Fra i 16 e i 18 anni, però, quando frequentava un istituto tecnico superiore della provincia, nulla appariva così semplice. Aveva pensato di mollare, di studiare altro, benché la meccanica le sembrasse la sua grande passione. Il motivo lo scrive a chiare lettere, in un post comparso sul più popolare social network.

L’accusa dell’ex allieva

Il rapporto con un docente la demotivava, volendo usare un eufemismo. Soprattutto considerando gli episodi che ha riportato nel suo scritto. Parla direttamente di quel prof, precisandone il cognome, che dal terzo al quinto anno «mi ha deriso durante le ore pratiche di una materia tecnica in laboratorio. Mi scriveva stupida sulla mano con il pennarello indelebile davanti a tutta la classe, alle ore 12 mi esortava a mettere sul fuoco la pasta e sentenziava che utilizzassi il calibro come un mestolo. La sua frase celebre era che le donne fossero come le auto: dopo 130.000 km andavano sostituite».

Privatamente poi, al Corriere Romagna, la giovane spiega che il professore «aveva un senso dell’umorismo becero, che si manifestava con tutti. Nel mio caso questo si manifestava con uno sfondo sessista e se fosse stato rivolto nei confronti di una persona più debole dal punto di vista caratteriale o con meno passione di me, questa avrebbe desistito».

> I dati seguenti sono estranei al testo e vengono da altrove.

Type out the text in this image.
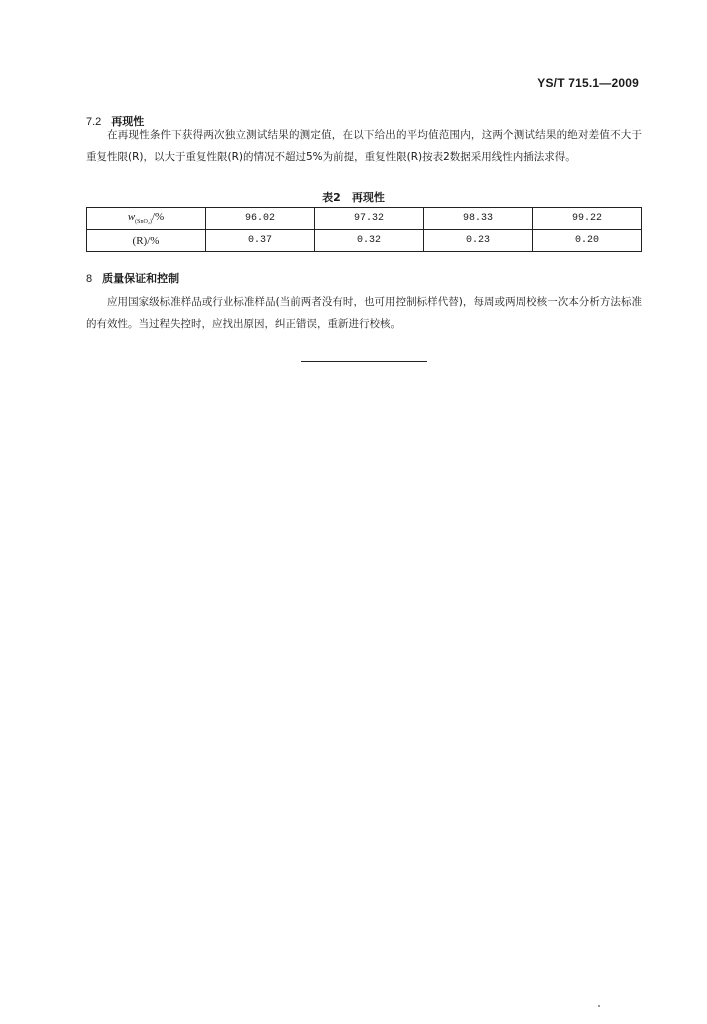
YS/T 715.1—2009
7.2 再现性

在再现性条件下获得两次独立测试结果的测定值，在以下给出的平均值范围内，这两个测试结果的绝对差值不大于重复性限(R)，以大于重复性限(R)的情况不超过5%为前提，重复性限(R)按表2数据采用线性内插法求得。

表2　再现性
$w_{(SnO_2)}/\%$	96.02	97.32	98.33	99.22
(R)/%	0.37	0.32	0.23	0.20
8 质量保证和控制

应用国家级标准样品或行业标准样品(当前两者没有时，也可用控制标样代替)，每周或两周校核一次本分析方法标准的有效性。当过程失控时，应找出原因，纠正错误，重新进行校核。
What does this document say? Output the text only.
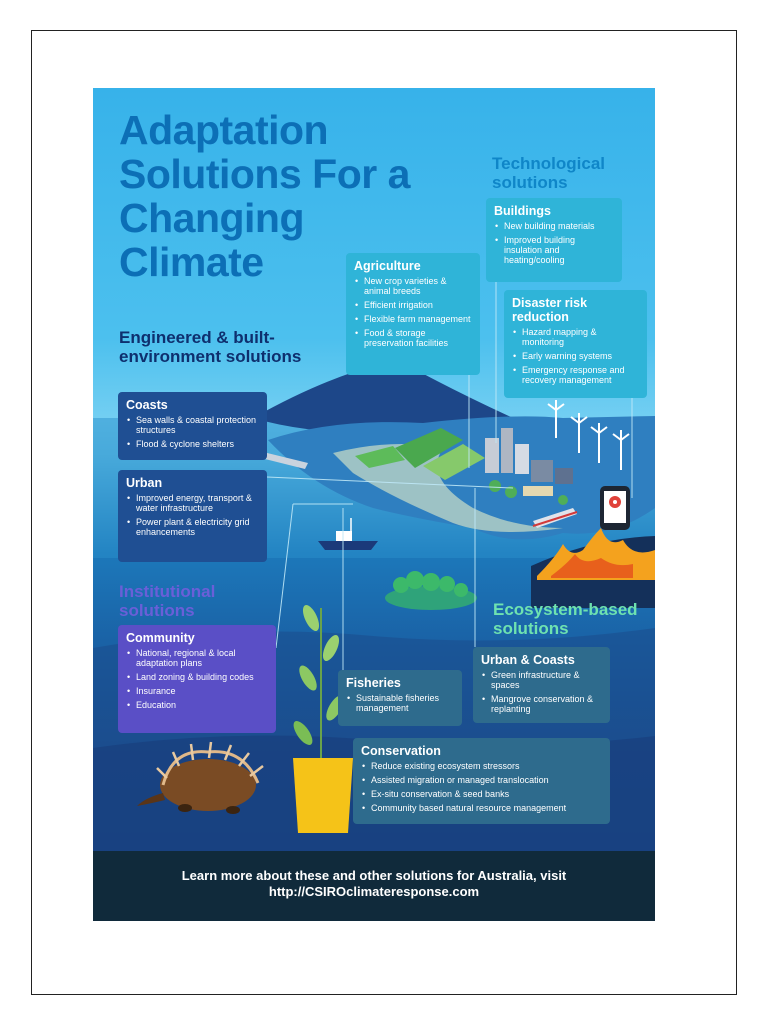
Adaptation Solutions For a Changing Climate
Technological solutions
Engineered & built-environment solutions
Institutional solutions	Ecosystem-based solutions
Buildings
• New building materials
• Improved building insulation and heating/cooling
Agriculture
• New crop varieties & animal breeds
• Efficient irrigation
• Flexible farm management
• Food & storage preservation facilities
Disaster risk reduction
• Hazard mapping & monitoring
• Early warning systems
• Emergency response and recovery management
Coasts
• Sea walls & coastal protection structures
• Flood & cyclone shelters
Urban
• Improved energy, transport & water infrastructure
• Power plant & electricity grid enhancements
Community
• National, regional & local adaptation plans
• Land zoning & building codes
• Insurance
• Education
Urban & Coasts
• Green infrastructure & spaces
• Mangrove conservation & replanting
Fisheries
• Sustainable fisheries management
Conservation
• Reduce existing ecosystem stressors
• Assisted migration or managed translocation
• Ex-situ conservation & seed banks
• Community based natural resource management
Learn more about these and other solutions for Australia, visit
http://CSIROclimateresponse.com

La 24enne poi spiega come volutamente non abbia scritto il post nel giorno contro la violenza sulle donne «perché credo (e ne ho avuto evidenza oggi) che anche tanti studenti di sesso maschile abbiamo vissuto esperienze del genere. Non mi riferisco all’istituto che frequentavo io, peraltro solo due miei ex compagni di classe si sono sentiti di avere reazioni al mio post. Ma in generale – esplicita la giovane tecnica meccanica – volevo espormi a difesa di tutti quei ragazzi che si trovano le ali tarpate dal comportamento di un docente».

Il docente nega tutto

Dal canto suo, il professore a cui si fa riferimento, sentito dal Corriere Romagna si dice «raggelato, colpito come da un fulmine a ciel sereno». Assicura che «mai, né nei confronti di quella mia allieva né in nessun altro caso, ho avuto comportamenti scorretti» e sottolinea che «quella ragazza l’ho sempre giudicata positivamente, si impegnava ed era appassionata di una materia come la meccanica, a cui cerco sempre di coinvolgere chiunque allo studio, considerandola anche un ottimo vettore occupazionale». In particolare rileva come «l’aver saputo del suo successo professionale era per noi un motivo di orgoglio e il fatto che oggi mi abbiano riferito, visto che non ho un profilo facebook, del suo scritto mi fa stare davvero male». Quelle cose in laboratorio non sarebbero mai potute accadere – è il suo parere –: per motivi di sicurezza il docente è infatti sempre in compresenza con un tecnico «e la questione sarebbe emersa ben prima, non sei anni dopo. Spero – conclude – in scuse pubbliche o dovrò agire di conseguenza».